Yemen’s Health Crisis: How The World’s Largest Cholera Outbreak Unfolded

Yemeni children suspected of being infected with cholera receive treatment at a hospital in Sanaa. Photo: Getty Images.
Yemeni children suspected of being infected with cholera receive treatment at a hospital in Sanaa. Photo: Getty Images.

Four months ago, the situation in Yemen was dire: there had been 124,000 suspected cases of cholera, and experts were predicting that it could rise to 300,000. Urgent action was called for – from health and humanitarian actors as well as from warring parties – to allow the population better access to health care and to allow supplies to reach those in need.

These pleas have had little effect. As of 2 November, with an estimated 900,000 suspected cases, Yemen’s cholera outbreak has now surpassed that of Haiti (which has seen 815,000 cases since 2010) to become the largest recorded in recent history. It is estimated the total number of cases is likely to break one million by December according to Save the Children, which predicts that 600,000 of these cases will be children.

Meanwhile, Yemen remains in the grip of the world’s largest humanitarian crisis, with more than 20 million people in need of assistance and 17 million people facing chronic food insecurity. Although recent data suggest the number of new weekly cholera cases is stabilizing, this is bringing new issues, as resources drain away when cases fall and the response scales down.

In the last few months, the crisis has been exacerbated by many of the usual issues that plague both outbreak and humanitarian responses. From a public health perspective, cholera should not be a difficult disease to prevent or control; potentially, more could have been done to avoid the outbreak escalating. However, less than half the country’s health facilities are functioning; health and sanitation workers have gone unpaid for many months; the availability of clean water is minimal; and warring parties are restricting access for aid workers. It is not hard to understand how the situation has unfolded in this way.

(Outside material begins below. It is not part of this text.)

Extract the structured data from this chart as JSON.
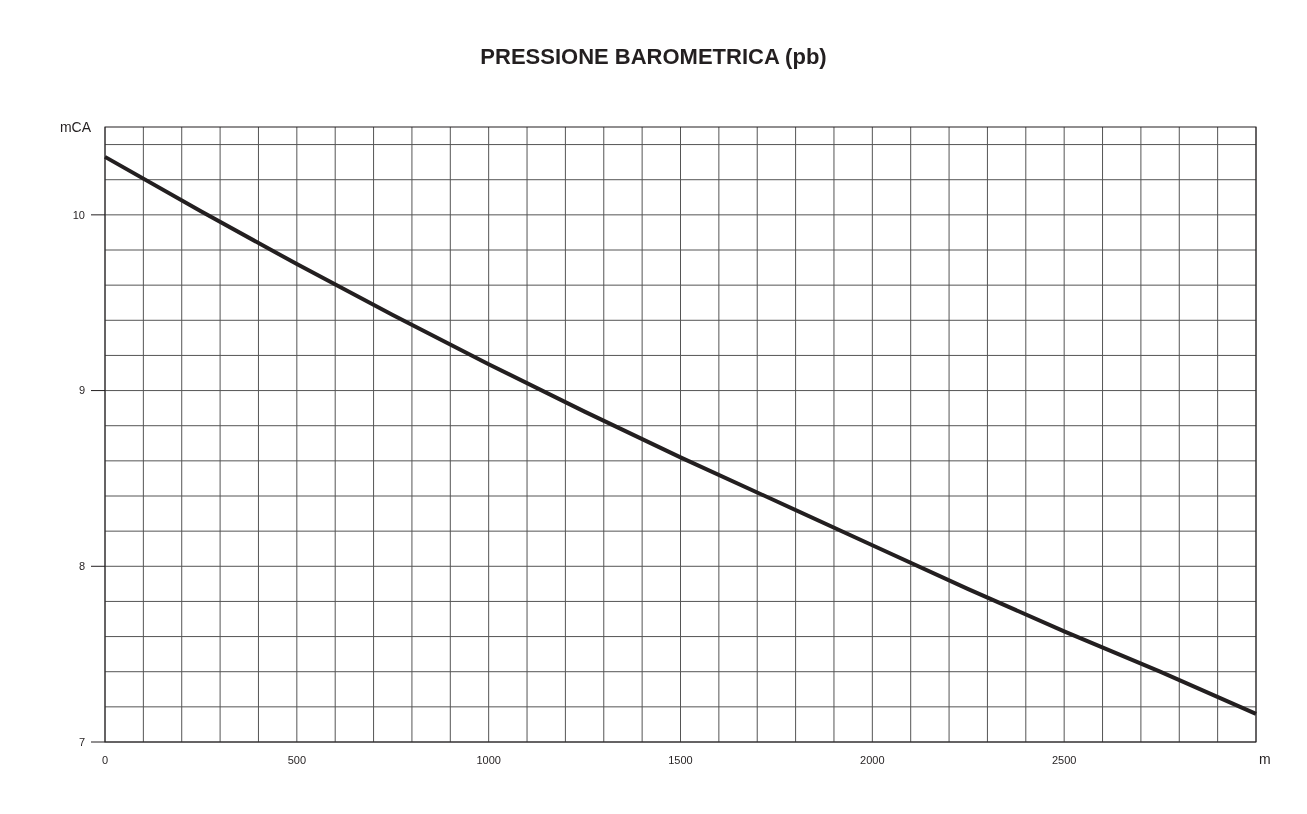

War forces further tough choices. Providing support to health systems in conflict zones such as Yemen may mean the transfer of resources to warring parties; for example, fuel is needed to pump water for communities, but the same fuel may also be used in military activities. For those working in Yemen, there are thus big questions around accountability, and dilemmas as to how to deliver aid without contributing to the war economy.

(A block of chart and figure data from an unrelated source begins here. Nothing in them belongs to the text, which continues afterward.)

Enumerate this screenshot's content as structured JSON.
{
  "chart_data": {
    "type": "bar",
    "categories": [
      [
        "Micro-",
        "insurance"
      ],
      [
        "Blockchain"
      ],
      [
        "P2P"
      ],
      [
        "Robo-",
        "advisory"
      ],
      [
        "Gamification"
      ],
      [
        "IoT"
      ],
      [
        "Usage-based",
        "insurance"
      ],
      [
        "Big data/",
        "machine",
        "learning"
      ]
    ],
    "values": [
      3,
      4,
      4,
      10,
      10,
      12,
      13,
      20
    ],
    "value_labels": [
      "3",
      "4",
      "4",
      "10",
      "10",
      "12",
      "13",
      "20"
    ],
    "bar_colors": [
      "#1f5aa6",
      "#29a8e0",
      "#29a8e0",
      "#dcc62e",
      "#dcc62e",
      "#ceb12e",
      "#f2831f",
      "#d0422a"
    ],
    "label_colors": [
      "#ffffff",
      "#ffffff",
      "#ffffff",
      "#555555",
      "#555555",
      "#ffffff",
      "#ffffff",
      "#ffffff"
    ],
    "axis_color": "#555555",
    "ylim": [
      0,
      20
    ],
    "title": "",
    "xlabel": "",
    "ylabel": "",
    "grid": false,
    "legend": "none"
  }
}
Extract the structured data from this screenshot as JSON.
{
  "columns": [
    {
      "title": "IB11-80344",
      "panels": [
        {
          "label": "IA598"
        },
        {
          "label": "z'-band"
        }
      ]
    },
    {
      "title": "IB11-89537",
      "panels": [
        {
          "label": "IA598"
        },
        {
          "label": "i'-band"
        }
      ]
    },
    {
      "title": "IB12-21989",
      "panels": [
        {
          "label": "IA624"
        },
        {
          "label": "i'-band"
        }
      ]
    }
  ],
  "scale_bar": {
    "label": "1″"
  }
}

In Somalia, where endemic violence similarly restricts health access, cholera has been contained by a vaccination campaign. This has not been possible in Yemen. A campaign planned to begin in June was curtailed before it began when the government suspended its request for the vaccine; with 21 of Yemen’s 23 governorates affected, it had already become too widespread. Furthermore, there were not enough doses in the global stockpile for all those at risk. On top of the access and logistical challenges (cholera vaccine requires cold-chain storage), it would have been a politically impossible task to decide who would get vaccinated and who not.

From a humanitarian perspective, whether a child with acute watery diarrhea has cholera or not matters little, as the treatment (rehydration and antibiotics) is the same. From an outbreak-control perspective, however, it is crucial to know. Diagnosing cholera is easy but confirming suspected cases is hard, because the main symptoms (watery diarrhea) are common to many illnesses – confirming suspected cases requires laboratory capacity that Yemen does not currently have. Rapid diagnostic tests are available globally but the quality of those in Yemen is poor, and supply chain issues have significantly hampered their distribution.

Data quality in Yemen is an issue across all parts of the humanitarian crisis. For cholera, in addition to misdiagnosis, there is now an incentive for health workers (who have not been paid by authorities) to over-report cases, as the outbreak response attracts money for salaries and other operational costs. Hospital wards treating cholera patients have electricity and supplies. ‘Oral rehydration corners’ – small kiosks where people can get treatment for cholera symptoms – have been over-run with other patients seeking care for a variety of non-cholera related conditions. This is the paradox facing health workers in Yemen: as cholera cases wane, desperately needed resources may be snatched away.

The cholera emergency appeal has been relatively well funded and, arguably, money has not been the main stumbling block in combating this outbreak. Instead, the situation in Yemen highlights how even a fully funded, fully functional response can never be a replacement for the systems and public services required to ensure cholera and other diseases are prevented. Like other countries in conflict, without a political solution – without peace – Yemen remains at risk of future outbreaks; and the next one may be more deadly than cholera.

Rachel Thompson, Research Associate, Centre on Global Health Security.